Below is a description of the fields associated with the infrastructure definition.

Field	Description
maxMemory	The maximum RAM in MiB to allocate to the container.
gpus	The number of GPUs to allocate to the container (only relevant for GPU instances).
instanceType	The EC2 instance type to use for running the containers.

🏗️ Architecture

The Ollama processor can run on either CPU or GPU compute. It packages the Ollama server, and a small Python application loading input documents and running the inference within a Docker container.

To orchestrate deployments, this middleware deploys an ECS auto-scaled cluster of containers that consume documents from the middleware input queue. The cluster is deployed in the private subnet of the given VPC, and caches the models on an EFS storage to optimize cold-starts.

ℹ️ The average cold-start for Ollama containers is around 3 minutes when no instances are running.

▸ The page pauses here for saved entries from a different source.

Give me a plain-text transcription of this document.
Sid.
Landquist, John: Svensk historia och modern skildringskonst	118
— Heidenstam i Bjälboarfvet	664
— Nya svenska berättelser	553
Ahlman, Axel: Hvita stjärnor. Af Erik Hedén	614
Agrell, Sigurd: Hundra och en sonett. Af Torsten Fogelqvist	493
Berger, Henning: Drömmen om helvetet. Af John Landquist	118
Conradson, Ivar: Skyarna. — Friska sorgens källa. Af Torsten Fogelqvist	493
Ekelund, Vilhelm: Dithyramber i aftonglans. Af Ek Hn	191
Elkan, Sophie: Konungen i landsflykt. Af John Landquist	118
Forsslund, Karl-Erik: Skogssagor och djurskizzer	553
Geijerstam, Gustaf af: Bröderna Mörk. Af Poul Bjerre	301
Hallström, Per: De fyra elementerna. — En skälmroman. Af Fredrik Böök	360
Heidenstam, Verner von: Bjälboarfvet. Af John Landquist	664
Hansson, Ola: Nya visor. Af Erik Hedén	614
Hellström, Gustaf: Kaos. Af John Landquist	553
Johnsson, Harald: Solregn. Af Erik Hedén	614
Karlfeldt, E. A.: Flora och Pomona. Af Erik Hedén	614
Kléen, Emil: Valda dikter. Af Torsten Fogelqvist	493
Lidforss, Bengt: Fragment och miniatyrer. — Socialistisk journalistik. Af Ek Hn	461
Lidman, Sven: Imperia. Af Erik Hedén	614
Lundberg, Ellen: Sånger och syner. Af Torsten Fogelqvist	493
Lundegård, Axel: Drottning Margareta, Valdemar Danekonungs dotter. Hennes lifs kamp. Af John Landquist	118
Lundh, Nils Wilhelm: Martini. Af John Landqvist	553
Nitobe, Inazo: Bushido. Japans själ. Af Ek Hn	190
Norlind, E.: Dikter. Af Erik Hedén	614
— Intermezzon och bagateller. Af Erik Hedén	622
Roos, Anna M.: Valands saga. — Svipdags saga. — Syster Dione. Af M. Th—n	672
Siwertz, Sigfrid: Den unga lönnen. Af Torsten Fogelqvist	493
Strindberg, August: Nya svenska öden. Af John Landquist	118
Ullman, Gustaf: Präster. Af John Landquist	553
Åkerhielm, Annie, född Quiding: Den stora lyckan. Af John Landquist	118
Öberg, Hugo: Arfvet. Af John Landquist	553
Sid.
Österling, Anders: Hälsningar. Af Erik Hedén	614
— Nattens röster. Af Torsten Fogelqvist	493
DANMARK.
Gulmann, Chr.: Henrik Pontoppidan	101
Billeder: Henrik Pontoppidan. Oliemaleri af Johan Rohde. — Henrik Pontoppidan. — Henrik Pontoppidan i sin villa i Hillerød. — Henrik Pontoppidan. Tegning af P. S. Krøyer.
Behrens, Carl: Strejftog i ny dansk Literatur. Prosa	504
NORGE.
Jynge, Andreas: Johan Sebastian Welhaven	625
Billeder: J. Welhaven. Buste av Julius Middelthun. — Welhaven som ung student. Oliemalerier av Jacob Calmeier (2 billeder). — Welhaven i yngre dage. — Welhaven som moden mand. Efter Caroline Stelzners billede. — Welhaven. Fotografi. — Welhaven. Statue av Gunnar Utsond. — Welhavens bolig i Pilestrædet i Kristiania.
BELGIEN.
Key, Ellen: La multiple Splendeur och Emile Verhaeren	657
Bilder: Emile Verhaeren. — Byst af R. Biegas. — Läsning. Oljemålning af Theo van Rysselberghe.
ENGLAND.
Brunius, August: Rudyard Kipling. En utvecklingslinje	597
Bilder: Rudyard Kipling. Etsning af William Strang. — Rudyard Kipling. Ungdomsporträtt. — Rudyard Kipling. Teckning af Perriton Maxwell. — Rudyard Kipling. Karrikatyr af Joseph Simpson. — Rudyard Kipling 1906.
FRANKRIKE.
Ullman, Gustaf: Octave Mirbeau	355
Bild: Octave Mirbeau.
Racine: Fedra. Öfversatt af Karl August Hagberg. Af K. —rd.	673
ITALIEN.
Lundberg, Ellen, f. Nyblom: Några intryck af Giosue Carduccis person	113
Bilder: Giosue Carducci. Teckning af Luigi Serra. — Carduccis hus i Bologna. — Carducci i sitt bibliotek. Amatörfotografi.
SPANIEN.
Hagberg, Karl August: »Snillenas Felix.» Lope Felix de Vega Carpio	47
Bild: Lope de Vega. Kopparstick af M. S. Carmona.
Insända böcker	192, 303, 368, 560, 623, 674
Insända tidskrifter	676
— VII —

Ollama Processor Architecture

🏷️ Properties

Supported Inputs

The supported inputs depend on the specific Ollama model used. The model definitions describe the supported inputs and outputs for each model.

Supported Outputs

The supported outputs depend on the specific Ollama model used. The model definitions describe the supported inputs and outputs for each model.

Supported Compute Types

Type	Description
`CPU`	This middleware supports CPU compute.
`GPU`	This middleware supports GPU compute.

📖 Examples

Ollama Summarization Pipeline - Builds a pipeline for text summarization using Ollama.